(令和3年5月21日(金曜日)14時20分 於:本省会見室)

冒頭発言 イスラエルとパレスチナ武装勢力間の停戦合意

【茂木外務大臣】先ほど発出いたしまして、皆さんのお手元にもお配りしていると思うんですが、イスラエルとパレスチナに関する私(大臣)の談話、改めて申し上げますと、我が国は今般のイスラエルとパレスチナ武装勢力によります停戦合意、歓迎をするとともに、米国、エジプト等を含みます関係国によります仲介努力に敬意を表します。
 我が国は、今般の合意が、持続的な停戦と、ガザを含みます地域の長期的な安定化に繋がることを強く期待いたします。
 我が国はこれまでも、現地の大使館など様々なチャネルを通じて、イスラエル、パレスチナ、双方に最大限の自制を働きかけてきたほか、関係国と緊密に連携をしながら、事態の沈静化に向けた外交努力を行ってまいりました。イスラエル・パレスチナの問題は、暴力によって解決されることはなく、交渉によってのみ解決されると考えております。
 今後も全ての関係者が、「二国家解決」に基づく和平への努力を継続することが重要であり、我が国は、引き続き、当事者間の信頼醸成に向けた取組を継続するとともに、緊急の人道復興支援を含めて、積極的な役割を果たしていく考えであります。私(大臣)から以上です。

在日ミャンマー人外交官

【NHK 山本記者】在京ミャンマー大使館の外交官について伺います。大使館から、外務省に対して外交官2人の旅券を無効にしたという連絡があったことを、加藤官房長官が昨日の会見で明らかにしましたけれども、この2人の日本での在留ですとか、外交官として扱うかどうかなど、政府としてどのような対応を取る方針でしょうか、お願いします。

【茂木外務大臣】本件について、3月に在日ミャンマー大使館から、外交官2名の外交旅券を無効にするとの口上書が外務省に送られております。
この2名が、特段不適切な活動を行ったとは考えておらず、日本での在留資格は取り消されていないと、このように承知をしておりまして、外務省としては、今後のミャンマー情勢も注視しつつ、適切に対応していきたいと思います。

ミャンマー情勢(対ミャンマーODA)

【産経新聞 石鍋記者】ミャンマー情勢に関連してお伺いします。ミャンマーへの日本のODAですけれども、大臣は以前から国会答弁などで、このままの情勢・事態が続くと、ODAが出せなくなる懸念があるとの考えを示してきました。改めて、現状のご認識をお聞かせください。併せて日本のODA停止の判断の現実味、これがどの程度まで迫っているのかもお聞かせください。

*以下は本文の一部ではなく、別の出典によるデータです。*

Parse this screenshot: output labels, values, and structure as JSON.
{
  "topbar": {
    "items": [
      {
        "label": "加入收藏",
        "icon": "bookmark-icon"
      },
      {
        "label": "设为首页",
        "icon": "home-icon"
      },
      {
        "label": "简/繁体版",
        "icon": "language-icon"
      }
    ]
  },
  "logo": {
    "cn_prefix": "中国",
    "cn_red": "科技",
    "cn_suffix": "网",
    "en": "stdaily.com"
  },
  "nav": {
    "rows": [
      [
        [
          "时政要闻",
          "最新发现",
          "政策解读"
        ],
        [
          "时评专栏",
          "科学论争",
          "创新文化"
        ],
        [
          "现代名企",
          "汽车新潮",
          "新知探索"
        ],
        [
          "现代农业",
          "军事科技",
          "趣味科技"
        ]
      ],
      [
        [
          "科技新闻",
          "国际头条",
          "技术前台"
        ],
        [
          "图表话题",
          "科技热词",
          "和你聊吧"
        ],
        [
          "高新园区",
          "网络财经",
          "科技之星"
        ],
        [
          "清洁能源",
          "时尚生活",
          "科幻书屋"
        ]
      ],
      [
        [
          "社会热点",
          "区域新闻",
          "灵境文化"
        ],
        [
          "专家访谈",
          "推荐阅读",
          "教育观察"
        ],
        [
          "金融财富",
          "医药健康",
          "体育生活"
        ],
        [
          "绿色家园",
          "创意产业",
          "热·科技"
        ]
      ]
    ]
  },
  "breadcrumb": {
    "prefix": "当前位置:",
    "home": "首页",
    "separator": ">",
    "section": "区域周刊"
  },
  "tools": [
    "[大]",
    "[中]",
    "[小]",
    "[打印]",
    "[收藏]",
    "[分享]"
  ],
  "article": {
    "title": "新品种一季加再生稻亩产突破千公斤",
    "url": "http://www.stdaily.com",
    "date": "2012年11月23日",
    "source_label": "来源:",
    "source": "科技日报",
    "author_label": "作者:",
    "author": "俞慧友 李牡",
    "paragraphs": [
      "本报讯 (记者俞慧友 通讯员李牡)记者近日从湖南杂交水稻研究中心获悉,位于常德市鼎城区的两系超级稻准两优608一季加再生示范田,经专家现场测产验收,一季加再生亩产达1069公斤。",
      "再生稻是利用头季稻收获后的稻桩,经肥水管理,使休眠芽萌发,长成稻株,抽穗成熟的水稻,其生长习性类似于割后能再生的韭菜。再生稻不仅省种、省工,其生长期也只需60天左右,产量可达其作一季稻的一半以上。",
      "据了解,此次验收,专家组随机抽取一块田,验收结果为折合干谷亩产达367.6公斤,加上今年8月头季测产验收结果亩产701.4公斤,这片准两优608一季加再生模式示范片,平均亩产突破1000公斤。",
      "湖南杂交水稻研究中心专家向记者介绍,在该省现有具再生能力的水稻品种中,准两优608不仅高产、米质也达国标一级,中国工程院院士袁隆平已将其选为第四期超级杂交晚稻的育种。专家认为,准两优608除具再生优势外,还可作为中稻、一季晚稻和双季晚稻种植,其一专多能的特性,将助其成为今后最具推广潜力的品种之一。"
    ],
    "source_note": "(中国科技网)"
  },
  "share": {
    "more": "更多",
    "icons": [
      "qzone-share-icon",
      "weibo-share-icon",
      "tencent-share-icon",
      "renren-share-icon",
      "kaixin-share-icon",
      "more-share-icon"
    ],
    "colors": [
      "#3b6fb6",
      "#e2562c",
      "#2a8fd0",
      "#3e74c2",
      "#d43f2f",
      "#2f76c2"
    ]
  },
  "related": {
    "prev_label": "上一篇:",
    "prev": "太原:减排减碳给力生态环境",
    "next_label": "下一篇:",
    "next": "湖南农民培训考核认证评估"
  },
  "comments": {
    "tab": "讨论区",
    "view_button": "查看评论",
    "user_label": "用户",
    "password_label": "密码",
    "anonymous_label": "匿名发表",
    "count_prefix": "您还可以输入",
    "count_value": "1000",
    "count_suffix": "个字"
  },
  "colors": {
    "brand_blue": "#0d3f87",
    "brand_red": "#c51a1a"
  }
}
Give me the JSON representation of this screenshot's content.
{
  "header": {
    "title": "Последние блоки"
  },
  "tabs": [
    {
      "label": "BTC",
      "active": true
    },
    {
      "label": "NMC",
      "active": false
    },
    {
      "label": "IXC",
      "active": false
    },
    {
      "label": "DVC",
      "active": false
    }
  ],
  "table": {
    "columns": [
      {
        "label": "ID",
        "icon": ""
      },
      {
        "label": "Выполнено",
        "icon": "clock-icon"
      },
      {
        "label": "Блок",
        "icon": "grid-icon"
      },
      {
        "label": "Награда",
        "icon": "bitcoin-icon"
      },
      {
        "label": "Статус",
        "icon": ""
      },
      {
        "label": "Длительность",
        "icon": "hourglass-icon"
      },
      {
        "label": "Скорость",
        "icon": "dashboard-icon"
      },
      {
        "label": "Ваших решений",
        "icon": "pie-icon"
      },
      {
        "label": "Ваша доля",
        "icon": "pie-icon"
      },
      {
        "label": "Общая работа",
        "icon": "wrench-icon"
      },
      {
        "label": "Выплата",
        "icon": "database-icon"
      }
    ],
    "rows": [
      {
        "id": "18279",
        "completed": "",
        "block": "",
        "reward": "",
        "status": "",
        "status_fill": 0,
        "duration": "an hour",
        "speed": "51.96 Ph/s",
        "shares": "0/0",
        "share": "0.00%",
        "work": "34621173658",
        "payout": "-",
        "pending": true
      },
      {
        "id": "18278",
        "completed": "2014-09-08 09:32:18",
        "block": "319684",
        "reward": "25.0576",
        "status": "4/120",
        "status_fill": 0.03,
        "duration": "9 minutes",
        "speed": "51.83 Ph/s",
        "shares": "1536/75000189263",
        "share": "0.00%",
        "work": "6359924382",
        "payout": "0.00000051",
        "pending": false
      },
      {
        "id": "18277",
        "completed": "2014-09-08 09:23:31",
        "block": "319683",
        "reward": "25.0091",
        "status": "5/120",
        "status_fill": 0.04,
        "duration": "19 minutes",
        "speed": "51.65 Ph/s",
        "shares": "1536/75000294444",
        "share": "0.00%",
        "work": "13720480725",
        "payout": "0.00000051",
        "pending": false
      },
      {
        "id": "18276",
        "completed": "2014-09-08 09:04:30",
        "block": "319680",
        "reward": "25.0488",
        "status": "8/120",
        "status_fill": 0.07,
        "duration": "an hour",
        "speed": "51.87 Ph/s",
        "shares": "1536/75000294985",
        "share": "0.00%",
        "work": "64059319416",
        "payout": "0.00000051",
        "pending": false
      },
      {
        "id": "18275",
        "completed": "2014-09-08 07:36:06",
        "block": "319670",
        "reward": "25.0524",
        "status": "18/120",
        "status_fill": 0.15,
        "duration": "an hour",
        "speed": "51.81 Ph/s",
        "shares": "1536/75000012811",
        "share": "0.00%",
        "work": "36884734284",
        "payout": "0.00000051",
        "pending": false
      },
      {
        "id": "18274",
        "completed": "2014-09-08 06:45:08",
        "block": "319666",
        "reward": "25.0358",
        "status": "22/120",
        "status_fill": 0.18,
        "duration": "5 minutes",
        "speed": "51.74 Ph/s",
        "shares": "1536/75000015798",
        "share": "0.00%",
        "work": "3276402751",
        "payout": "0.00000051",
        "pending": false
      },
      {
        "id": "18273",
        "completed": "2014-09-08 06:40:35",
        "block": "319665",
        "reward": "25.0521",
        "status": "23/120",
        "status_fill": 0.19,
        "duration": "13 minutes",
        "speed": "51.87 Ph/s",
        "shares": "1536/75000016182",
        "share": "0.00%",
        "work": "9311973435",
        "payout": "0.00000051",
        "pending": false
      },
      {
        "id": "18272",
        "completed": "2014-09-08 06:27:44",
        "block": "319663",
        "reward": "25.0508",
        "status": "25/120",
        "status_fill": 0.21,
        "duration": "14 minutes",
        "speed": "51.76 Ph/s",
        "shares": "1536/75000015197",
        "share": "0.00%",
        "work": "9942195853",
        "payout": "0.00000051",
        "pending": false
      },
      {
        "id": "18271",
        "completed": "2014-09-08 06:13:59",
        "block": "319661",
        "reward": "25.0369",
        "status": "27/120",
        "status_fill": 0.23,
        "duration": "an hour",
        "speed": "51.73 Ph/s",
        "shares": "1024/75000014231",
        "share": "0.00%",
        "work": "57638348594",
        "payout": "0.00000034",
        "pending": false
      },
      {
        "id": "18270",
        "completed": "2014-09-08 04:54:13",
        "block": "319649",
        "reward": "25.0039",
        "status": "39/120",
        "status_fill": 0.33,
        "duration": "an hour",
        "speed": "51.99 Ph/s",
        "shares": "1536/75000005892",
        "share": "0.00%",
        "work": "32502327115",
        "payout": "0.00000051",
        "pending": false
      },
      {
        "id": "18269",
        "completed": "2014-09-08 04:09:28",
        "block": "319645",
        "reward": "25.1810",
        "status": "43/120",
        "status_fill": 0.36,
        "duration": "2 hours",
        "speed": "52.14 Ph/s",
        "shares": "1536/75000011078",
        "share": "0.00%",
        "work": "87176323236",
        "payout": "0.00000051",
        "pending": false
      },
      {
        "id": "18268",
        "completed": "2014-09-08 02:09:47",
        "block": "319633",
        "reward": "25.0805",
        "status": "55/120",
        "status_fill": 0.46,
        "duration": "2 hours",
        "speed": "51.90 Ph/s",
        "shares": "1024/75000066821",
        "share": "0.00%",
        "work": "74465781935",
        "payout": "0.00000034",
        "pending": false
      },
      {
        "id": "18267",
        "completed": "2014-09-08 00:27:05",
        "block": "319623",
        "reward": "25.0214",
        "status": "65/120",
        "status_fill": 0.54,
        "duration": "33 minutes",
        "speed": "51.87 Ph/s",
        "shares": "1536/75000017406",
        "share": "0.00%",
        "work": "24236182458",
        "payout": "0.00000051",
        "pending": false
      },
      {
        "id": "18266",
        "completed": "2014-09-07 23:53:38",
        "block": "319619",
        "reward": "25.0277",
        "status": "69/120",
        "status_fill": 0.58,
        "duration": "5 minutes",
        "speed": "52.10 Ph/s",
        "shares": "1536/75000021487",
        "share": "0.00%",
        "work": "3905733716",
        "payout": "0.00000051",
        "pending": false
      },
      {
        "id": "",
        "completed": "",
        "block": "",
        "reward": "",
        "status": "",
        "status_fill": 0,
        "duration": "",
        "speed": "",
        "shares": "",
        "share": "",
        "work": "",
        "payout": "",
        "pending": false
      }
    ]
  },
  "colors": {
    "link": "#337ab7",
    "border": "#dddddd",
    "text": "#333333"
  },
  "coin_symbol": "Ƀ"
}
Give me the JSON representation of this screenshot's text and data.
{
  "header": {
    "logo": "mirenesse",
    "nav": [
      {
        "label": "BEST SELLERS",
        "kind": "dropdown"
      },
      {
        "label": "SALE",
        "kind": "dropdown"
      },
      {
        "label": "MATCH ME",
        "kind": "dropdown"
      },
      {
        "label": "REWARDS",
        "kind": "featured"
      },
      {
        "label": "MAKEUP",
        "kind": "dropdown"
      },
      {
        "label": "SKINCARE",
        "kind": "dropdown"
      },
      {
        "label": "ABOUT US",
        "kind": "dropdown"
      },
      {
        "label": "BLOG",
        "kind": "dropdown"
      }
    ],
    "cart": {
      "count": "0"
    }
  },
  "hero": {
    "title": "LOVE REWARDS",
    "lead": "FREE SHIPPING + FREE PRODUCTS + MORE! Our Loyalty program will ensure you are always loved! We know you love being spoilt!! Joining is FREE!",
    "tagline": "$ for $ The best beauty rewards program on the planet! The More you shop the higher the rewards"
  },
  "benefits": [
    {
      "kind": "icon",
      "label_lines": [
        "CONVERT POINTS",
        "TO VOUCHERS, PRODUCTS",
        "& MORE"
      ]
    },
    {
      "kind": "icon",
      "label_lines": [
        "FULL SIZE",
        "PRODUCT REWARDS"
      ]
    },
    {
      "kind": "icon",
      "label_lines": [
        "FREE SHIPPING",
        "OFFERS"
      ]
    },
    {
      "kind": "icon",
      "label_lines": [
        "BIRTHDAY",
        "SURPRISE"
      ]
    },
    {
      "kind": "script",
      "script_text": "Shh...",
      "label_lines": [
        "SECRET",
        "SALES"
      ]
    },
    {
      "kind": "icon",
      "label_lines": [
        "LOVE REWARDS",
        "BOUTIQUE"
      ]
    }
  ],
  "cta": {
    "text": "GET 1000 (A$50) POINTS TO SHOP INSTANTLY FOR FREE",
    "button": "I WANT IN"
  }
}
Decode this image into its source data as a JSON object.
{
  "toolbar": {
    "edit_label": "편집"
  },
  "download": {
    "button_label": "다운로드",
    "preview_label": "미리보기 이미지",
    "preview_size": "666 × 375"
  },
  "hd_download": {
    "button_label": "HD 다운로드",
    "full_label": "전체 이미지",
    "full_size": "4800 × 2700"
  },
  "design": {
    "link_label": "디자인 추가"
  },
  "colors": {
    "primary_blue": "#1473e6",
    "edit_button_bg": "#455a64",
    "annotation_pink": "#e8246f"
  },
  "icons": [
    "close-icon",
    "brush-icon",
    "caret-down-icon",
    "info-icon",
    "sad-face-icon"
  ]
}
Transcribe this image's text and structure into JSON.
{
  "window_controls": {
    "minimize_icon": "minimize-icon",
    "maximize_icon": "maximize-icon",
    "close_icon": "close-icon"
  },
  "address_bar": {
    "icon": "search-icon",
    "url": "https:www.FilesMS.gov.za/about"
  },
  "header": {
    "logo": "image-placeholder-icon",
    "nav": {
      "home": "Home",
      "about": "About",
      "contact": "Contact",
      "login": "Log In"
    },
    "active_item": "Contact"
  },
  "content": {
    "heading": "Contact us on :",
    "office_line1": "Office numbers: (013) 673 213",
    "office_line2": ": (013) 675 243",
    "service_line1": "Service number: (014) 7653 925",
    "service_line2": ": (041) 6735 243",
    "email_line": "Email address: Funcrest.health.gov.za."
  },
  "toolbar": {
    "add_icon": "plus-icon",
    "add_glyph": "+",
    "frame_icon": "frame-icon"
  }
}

【茂木外務大臣】事態の早期回復を、ミャンマー国民も、そして国際社会も一致して望んでいる中で、このままの事態が続けばODAを見直さざるを得ない、あるいは、民間企業が投資したくても投資できなくなる可能性があると考えております。
 ミャンマーの民主化のために、これまで様々な支援を行ってきた国として、また友人として、こうした点をミャンマー側に明確に伝える必要があると考えておりまして、実際に伝達してきております。
 今後どうするか、ミャンマー側に対しては日本としても、特に3点を強く申し入れているところであります。これがどうなっていくのかと。また、先日はASEANリーダーズ・ミーティングで「5つのコンセンサス」が発表されたわけでありますが、今後、特使の派遣であったりとか、ミャンマー国内での対話の開始、こういったものがどうなっていくか、こういったものを見ながら、適宜適切に対応していきたいと思っています。

【インディペンデント・ウェブ・ジャーナル 渡会記者】先ほどのミャンマーのお話とちょっとかぶるかと思いますけれども、ミャンマーで、2月1日に国軍によるクーデターが発生して以来、日本政府は民間人の死傷を非難し、国際社会とも協調して、G7外相声明でクーデターに反対する人々への抑圧を非難しています。
 それと同時に、先日は、拘束されていた邦人ジャーナリスト北角裕樹さんの解放のために、大使を通じて働きかけて、解放と帰国を実現させ、またクーデターの影響を受ける住民への食料支援のため、国連世界食糧計画WFPを通じて、約60万人分の食料支援を行うことも決定しました。
 このバランスは難しいものだと思われますけれども、在日ミャンマー人団体やミャンマーの民主化情勢に関心を持つ日本の市民団体は、日本政府に更に踏み込んだ対応を求めています。
 国際協力機構が借款を供与する事業に、国軍系企業が関与し、経済的利益を得ているという現地メディアの報道もあります。日本政府によるミャンマーへの経済協力の検証と情報公開がなされ、民間企業にも国軍との関係を断つよう指導するなど、方針が明解にされることが必要だと思われますが、どのようにお考えでしょうか。

【茂木外務大臣】まさに、今、お答えした、直前の質問に対するお答えに尽きると思っております。